Institute of Computer Science X, Universitaet Erlangen-Nuernberg, Cauerstr. 6, D-91058 Erlangen, Germany

El Mostafa Kalmoun

Abstract

It is currently recognized that optical flow computation has many
applications
in image processing, pattern recognition, data compression, and biomedical
technology. Differential approaches, which estimate velocity vectors from the
spatial and temporal intensity derivatives are the most common visited
techniques in the literature. The basic assumption behind that is the
intensity
variations are weak and only due to a movement in the image plan.

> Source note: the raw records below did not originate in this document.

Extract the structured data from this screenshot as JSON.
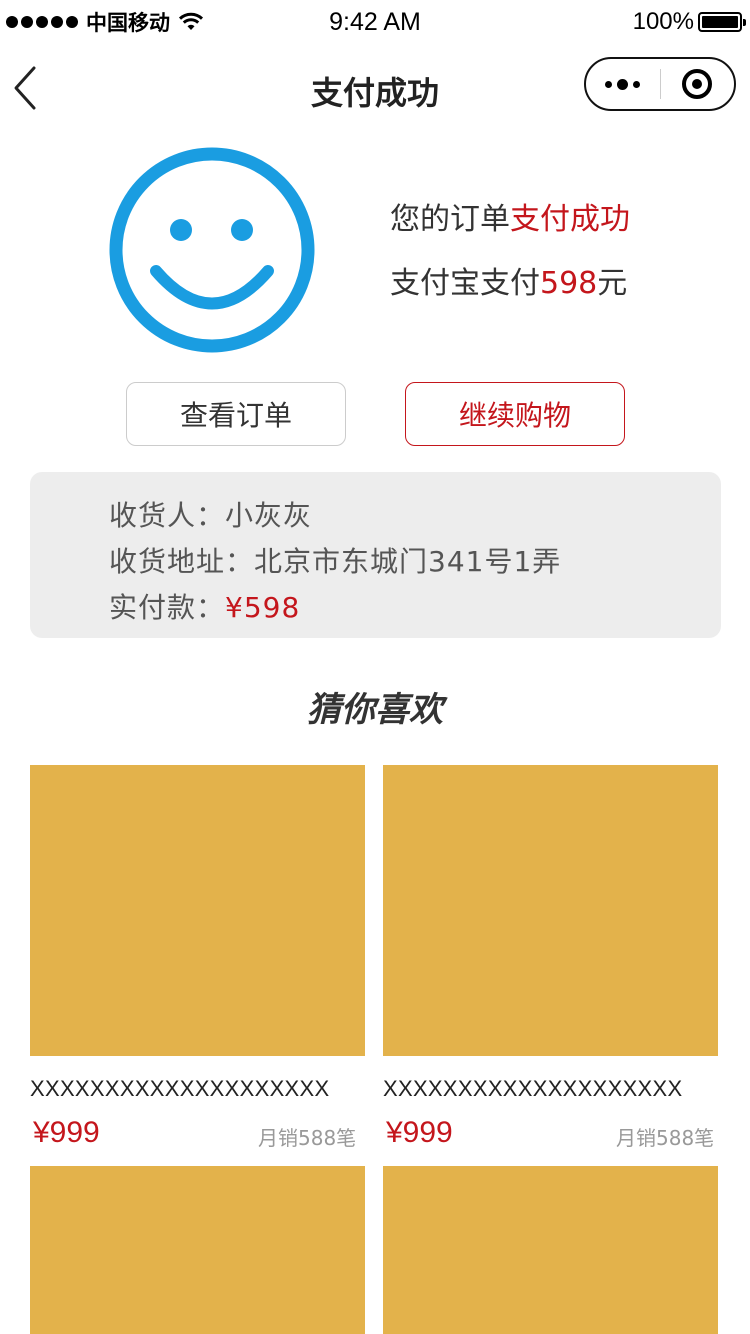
{
  "status_bar": {
    "carrier": "中国移动",
    "time": "9:42 AM",
    "battery": "100%"
  },
  "nav": {
    "title": "支付成功"
  },
  "success": {
    "line1_prefix": "您的订单",
    "line1_highlight": "支付成功",
    "line2_prefix": "支付宝支付",
    "line2_amount": "598",
    "line2_suffix": "元"
  },
  "actions": {
    "view_order": "查看订单",
    "continue_shopping": "继续购物"
  },
  "order_info": {
    "receiver_label": "收货人：",
    "receiver": "小灰灰",
    "address_label": "收货地址：",
    "address": "北京市东城门341号1弄",
    "paid_label": "实付款：",
    "paid": "¥598"
  },
  "recommend": {
    "title": "猜你喜欢",
    "products": [
      {
        "name": "XXXXXXXXXXXXXXXXXXXX",
        "price": "¥999",
        "sales": "月销588笔"
      },
      {
        "name": "XXXXXXXXXXXXXXXXXXXX",
        "price": "¥999",
        "sales": "月销588笔"
      },
      {
        "name": "",
        "price": "",
        "sales": ""
      },
      {
        "name": "",
        "price": "",
        "sales": ""
      }
    ]
  },
  "colors": {
    "accent": "#c4161c",
    "smiley": "#1a9de1",
    "placeholder": "#e3b24b",
    "card_bg": "#ededed"
  }
}
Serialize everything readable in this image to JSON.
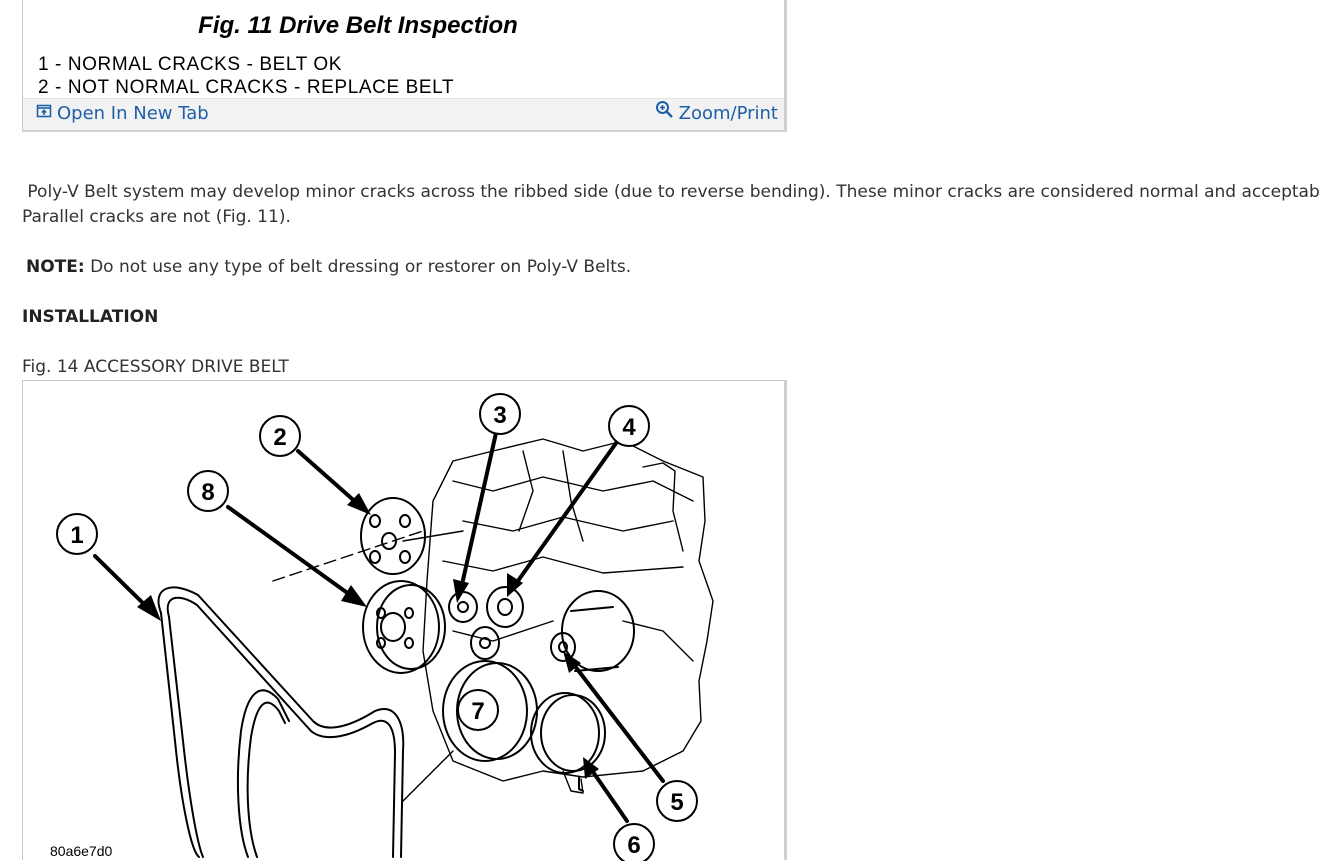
{
  "fig11": {
    "title": "Fig. 11 Drive Belt Inspection",
    "lines": [
      "1 - NORMAL CRACKS - BELT OK",
      "2 - NOT NORMAL CRACKS - REPLACE BELT"
    ],
    "open_tab_label": "Open In New Tab",
    "zoom_label": "Zoom/Print"
  },
  "body": {
    "paragraph": " Poly-V Belt system may develop minor cracks across the ribbed side (due to reverse bending). These minor cracks are considered normal and acceptable.",
    "paragraph_line2": "Parallel cracks are not (Fig. 11).",
    "note_label": "NOTE:",
    "note_text": " Do not use any type of belt dressing or restorer on Poly-V Belts.",
    "heading": "INSTALLATION",
    "fig14_caption": "Fig. 14 ACCESSORY DRIVE BELT"
  },
  "fig14": {
    "callouts": [
      "1",
      "2",
      "3",
      "4",
      "5",
      "6",
      "7",
      "8"
    ],
    "code": "80a6e7d0"
  }
}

This constant brightness assumption leads to an ill-posed problem that can
only be solved by imposing additional assumptions. A standard technique,
which
is due to to Horn and Schunck, is to require the flow
field to be smooth by means of a standard regularization approach.
This results in a system of elliptic PDEs of reaction diffusion type.
The second order terms are induced by the regularization and become
straightforward Laplace operators. The zero order terms are linear
(but variable) and are computed from the derivatives of the
image data. Since the image data (and even more so its derivatives)
are usually nonsmooth, this poses some nontrivial problems.
The PDEs are usually discretized by standard finite differences.

The Horn-Schuck algorithm is the standard way to discretize and solve
the PDEs. In multigrid terminology, it is simply a coupled pointwise
relaxation. As expected, it has acceptable convergence only if the
zero-order terms dominate but the performance is poor, when the diffusion
character dominates.
In this case, a multigrid strategy can be expected to provide a significant
accelleration by allowing a quick propagation of information from non-zero
flow
field regions into homogeneous or untextured image areas. The Horn-Schunck
algorithm can still be used as a smoother for such a multigrid method. The
most
difficult aspect is to deal with the strongly discontinuous coefficients in
an efficient way.
This will be discussed in our presentation.